The writer’s travels to India in 1912 and 1922 led to his book A Passage to India (1924), a novel about classism and racial prejudice in British-ruled India. During this period, Forster was a member of London’s influential Bloomsbury Group, a collective of writers, artists, and thinkers that included writer Virginia Woolf, biographer Lytton Strachey, and economist John Maynard Keynes. Woolf in particular was influenced greatly by Forster’s novels, although her writing style was more modernist.
Forster’s mother died in 1944, after which he returned to his beloved Cambridge as a professor.

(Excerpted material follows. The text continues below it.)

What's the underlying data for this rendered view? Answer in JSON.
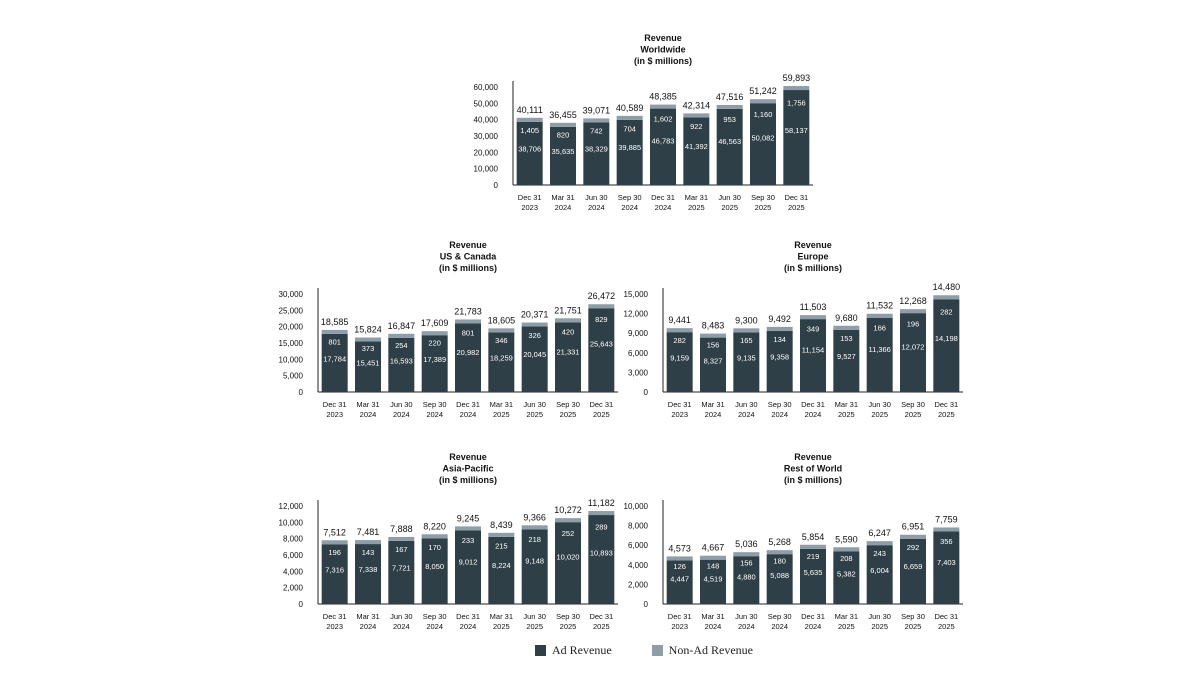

For the rest of his career, Forster produced mostly literary criticism, biographies, and other nonfiction. At his request, the novel Maurice, which deals with homosexual love, was not published until a year after his death, in 1971. Maurice, Where Angels Fear to Tread, A Room with a View, Howards End, and A Passage to India have all been made into films in recent years, bringing Forster’s timeless work to new audiences.